Il forte vento nella Bibbia "annuncia" la presenza di Dio.
È il segno di una teofania.
"Si librò sulle ali del vento" - leggiamo nel secondo libro di Samuele ( 2 Sam 22,11 ).
"Ecco un uragano avanzare dal settentrione, una grande nube e un turbinio di fuoco": è la teofania descritta all'inizio del libro del profeta Ezechiele ( Ez 1,4 ).
In particolare, il soffio del vento è l'espressione della potenza divina, che trae dal caos l'ordine della creazione ( cf. Gen 1,2 ).
È anche l'espressione della libertà dello Spirito: "Il vento soffia dove vuole e ne senti la voce, ma non sai da dove viene e dove va" ( Gv 3,8 ).
"Un rombo come di vento che si abbatte gagliardo" è il primo elemento della teofania della Pentecoste, manifestazione della potenza divina operante nello Spirito Santo.
6. Il secondo elemento è il fuoco: "Apparvero loro lingue come di fuoco" ( At 2,3 ).
Il fuoco è sempre presente nelle teofanie dell'antico testamento: così in occasione dell'alleanza stretta da Dio con Abramo ( cf. Gen 15,17 ); così pure nel roveto che ardeva senza consumarsi quando il Signore si manifestò a Mosé ( cf. Es 3,2 ); così ancora nella colonna di fuoco, che guidava di notte Israele lungo il cammino nel deserto ( cf. Es 13,21-22 ).
Il fuoco è presente, in particolare nella teofania del monte Sinai ( cf. Es 19,18 ), e inoltre nelle teofanie escatologiche, descritte dai profeti ( cf. Is 4,5; Is 64,1; Dn 7,9; etc. ).
Il fuoco simboleggia, dunque, la presenza di Dio.
La Sacra Scrittura afferma più volte che "il nostro Dio è un fuoco divoratore" ( Eb 12,29: Dt 4,24; Dt 9,3 ).
Nei riti di olocausto ciò che più contava non era la distruzione dell'oggetto offerto, ma il "soave profumo" che simboleggia "l'elevarsi" dell'offerta verso Dio, mentre il fuoco, chiamato anche "ministro di Dio" ( cf. Sal 104,4 ) simboleggiava la purificazione dell'uomo dal peccato, così come l'argento è "purificato" e l'oro è "provato" nel fuoco ( cf. Zc 13,8-9 ).

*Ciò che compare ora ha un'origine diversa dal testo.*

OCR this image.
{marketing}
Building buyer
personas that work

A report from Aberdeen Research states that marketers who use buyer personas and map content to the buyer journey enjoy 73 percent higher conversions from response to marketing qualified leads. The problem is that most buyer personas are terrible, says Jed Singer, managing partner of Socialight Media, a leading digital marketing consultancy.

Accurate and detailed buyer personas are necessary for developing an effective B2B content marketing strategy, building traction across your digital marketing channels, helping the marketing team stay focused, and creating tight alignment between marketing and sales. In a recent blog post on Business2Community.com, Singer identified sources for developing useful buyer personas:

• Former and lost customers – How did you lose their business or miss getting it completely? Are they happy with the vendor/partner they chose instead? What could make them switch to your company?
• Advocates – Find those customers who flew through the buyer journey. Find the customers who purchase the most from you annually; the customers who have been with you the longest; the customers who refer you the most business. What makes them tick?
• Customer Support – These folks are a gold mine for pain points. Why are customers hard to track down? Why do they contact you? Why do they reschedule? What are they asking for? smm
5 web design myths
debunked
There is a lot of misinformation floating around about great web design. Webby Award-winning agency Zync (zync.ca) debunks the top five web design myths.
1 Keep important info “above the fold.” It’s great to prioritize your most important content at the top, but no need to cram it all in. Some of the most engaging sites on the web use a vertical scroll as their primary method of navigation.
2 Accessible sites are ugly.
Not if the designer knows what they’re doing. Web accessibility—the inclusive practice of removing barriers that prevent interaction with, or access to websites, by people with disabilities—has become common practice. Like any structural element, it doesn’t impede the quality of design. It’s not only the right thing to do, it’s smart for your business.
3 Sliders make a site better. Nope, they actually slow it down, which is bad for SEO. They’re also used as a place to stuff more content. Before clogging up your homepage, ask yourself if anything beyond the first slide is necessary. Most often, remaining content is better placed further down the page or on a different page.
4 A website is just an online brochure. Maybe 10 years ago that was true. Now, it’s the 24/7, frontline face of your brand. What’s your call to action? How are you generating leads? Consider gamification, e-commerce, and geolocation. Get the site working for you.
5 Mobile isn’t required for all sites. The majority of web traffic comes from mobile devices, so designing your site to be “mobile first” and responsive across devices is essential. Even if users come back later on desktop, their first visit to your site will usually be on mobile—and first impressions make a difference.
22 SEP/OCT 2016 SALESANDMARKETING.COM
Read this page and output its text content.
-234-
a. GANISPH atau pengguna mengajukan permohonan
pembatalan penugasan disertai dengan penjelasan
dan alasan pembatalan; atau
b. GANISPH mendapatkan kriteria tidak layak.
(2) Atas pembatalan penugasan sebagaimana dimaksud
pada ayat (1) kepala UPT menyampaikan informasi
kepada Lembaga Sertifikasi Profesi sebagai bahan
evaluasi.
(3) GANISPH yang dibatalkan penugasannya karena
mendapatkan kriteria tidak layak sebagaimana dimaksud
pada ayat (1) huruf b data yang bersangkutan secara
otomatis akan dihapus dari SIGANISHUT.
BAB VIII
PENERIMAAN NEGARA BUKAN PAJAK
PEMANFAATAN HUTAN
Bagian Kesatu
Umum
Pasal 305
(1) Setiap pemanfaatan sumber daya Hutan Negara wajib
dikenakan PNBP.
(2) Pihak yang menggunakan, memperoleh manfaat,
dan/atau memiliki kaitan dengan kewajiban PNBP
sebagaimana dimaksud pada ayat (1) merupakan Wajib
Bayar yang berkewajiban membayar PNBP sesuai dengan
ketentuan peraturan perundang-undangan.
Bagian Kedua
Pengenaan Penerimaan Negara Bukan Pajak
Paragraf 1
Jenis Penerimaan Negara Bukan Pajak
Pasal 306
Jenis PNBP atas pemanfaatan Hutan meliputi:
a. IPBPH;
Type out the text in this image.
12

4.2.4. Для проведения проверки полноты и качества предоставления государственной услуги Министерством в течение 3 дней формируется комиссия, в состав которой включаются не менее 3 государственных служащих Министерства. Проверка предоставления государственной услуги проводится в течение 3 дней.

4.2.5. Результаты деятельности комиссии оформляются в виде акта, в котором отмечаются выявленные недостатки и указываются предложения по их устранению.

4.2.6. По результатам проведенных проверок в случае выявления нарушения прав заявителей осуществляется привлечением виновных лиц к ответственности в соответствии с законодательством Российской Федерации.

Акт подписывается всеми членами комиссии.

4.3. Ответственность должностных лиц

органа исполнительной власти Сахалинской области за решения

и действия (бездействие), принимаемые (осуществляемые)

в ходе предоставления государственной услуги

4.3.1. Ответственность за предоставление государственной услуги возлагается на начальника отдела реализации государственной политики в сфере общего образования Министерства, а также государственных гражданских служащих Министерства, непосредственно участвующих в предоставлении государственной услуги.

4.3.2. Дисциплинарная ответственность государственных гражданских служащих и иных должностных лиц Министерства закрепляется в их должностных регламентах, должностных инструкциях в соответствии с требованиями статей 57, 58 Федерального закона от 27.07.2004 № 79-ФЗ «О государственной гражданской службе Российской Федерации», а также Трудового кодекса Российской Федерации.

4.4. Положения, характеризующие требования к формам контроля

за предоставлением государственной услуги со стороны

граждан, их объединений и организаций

Nella teofania della Pentecoste vi è il simbolo delle lingue di fuoco, che si posano su ognuno dei presenti nel Cenacolo.
Se il fuoco simboleggia la presenza di Dio, le lingue di fuoco che si dividono sulle teste, sembrano indicare la "discesa" di Dio - Spirito Santo sui presenti, il suo donarsi a ciascuno di loro per la loro missione.
7. Il donarsi dello Spirito, fuoco di Dio, prende una forma particolare, quella di "lingue" il cui significato viene subito precisato, quando l'autore aggiunge: "Cominciarono a parlare in altre lingue, come lo Spirito dava loro il potere di esprimersi" ( At 2,4 ).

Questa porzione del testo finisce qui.